Simandou is a mountain that is rich in minerals, but it is in the interior of Guinea, a West African country that by some accounts is one of the most corrupt places in the world. The complaint for this class action claims that Rio Tinto PLC became anxious when some of its mining rights were revoked and given to a competitor and that it paid a very large bribe to ensure that it retained its remaining rights.
The class for this action is all persons and entities who acquired the American Depositary Receipts (ADRs) of Rio Tinto between March 16, 2012 and November 17, 2016 and were damaged thereby.
Rio Tinto is a UK mining company that explores for, mines, and processes minerals, including iron ore. Simandou has one of the largest iron ore deposits in the world, evaluated as having a value of $50 billion. The mountain is divided into four blocks, and between 1999 and 2008, the company was granted exploration rights and a concession for all four blocks.
However, in 2008, the government of Guinea revoked the company’s concession and reduced its status to prospecting permit holder in the area, claiming that the company had not developed the mining properties as vigorously as it should have. By the end of the year, the company had no rights at all to blocks 1 and 2, and by 2010 a mining concession in those blocks had been given to a competitor.

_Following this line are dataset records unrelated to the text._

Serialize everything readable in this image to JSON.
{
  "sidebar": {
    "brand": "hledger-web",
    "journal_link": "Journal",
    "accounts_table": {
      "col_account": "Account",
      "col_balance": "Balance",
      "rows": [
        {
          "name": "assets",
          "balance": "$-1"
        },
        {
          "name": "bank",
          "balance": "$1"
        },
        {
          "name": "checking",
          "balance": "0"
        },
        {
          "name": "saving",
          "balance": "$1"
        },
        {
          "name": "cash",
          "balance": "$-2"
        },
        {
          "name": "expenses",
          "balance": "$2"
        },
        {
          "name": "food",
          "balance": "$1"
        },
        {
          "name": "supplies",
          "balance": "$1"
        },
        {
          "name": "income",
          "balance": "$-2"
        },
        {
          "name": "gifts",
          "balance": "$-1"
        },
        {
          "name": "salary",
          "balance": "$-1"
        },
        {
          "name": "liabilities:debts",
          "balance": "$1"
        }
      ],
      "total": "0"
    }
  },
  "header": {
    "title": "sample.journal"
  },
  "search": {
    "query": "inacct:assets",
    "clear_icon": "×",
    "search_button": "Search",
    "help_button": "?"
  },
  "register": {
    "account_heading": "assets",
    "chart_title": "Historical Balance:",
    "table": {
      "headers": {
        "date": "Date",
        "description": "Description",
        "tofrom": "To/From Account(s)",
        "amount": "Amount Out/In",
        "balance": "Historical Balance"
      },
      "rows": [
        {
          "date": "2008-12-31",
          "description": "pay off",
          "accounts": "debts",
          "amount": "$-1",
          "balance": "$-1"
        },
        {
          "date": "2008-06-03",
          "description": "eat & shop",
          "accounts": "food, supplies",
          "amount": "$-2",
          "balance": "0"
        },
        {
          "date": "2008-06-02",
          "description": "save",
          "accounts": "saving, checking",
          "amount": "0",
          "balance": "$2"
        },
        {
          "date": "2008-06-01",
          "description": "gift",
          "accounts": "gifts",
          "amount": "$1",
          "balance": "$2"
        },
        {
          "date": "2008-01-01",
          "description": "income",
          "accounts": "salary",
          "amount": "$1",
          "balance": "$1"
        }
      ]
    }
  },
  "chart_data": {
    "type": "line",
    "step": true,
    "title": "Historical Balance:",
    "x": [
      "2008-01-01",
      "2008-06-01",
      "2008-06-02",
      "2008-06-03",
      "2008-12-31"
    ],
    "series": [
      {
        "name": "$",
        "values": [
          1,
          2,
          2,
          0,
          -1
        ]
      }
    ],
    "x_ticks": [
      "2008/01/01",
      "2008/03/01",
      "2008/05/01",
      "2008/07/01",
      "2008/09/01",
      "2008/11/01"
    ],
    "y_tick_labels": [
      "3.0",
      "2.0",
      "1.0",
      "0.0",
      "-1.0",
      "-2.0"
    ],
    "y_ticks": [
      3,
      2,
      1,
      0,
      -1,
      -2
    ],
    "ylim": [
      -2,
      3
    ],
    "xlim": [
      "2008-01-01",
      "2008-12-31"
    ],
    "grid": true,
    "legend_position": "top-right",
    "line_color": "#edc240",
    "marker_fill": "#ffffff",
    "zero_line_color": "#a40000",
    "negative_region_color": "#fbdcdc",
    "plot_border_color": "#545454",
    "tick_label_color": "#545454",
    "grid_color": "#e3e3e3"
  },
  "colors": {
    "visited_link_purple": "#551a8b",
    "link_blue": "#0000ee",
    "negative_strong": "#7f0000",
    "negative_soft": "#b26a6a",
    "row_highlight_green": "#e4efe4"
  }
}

Rio Tinto then made extensive efforts to develop its remaining concessions, but according to the complaint, the company feared that the lack of development was just an excuse and that the competitor had in fact paid a bribe to get the mining concession.
Rio Tinto has mandatory codes for the behavior and ethics of its employees, and during the class period, the complaint claims that the company touted these rules, saying, for example, “We do not commit, or become involved in, bribery or corruption of any form. … We do not buy business of favour, no matter where we operate, no matter what the situation is, no matter who is involved.” In addition, the complaint says, the company said it did not expect losses from legal claims and asserted that its disclosure controls and procedures were effective.
All this, the complaint says, was false. The complaint claims that at least four e-mails show evidence that Rio Tinto officials approved a bribe of $10.5 million to make sure of its concessions on Simandou and to cement relations with the Guinea government.
The complaint claims that this was a violation of the Foreign Corrupt Practices Act, which opened the company to prosecution and penalties and threatened its profitability, and that hiding the scheme from investors was a violation of the Securities Exchange Act of 1934.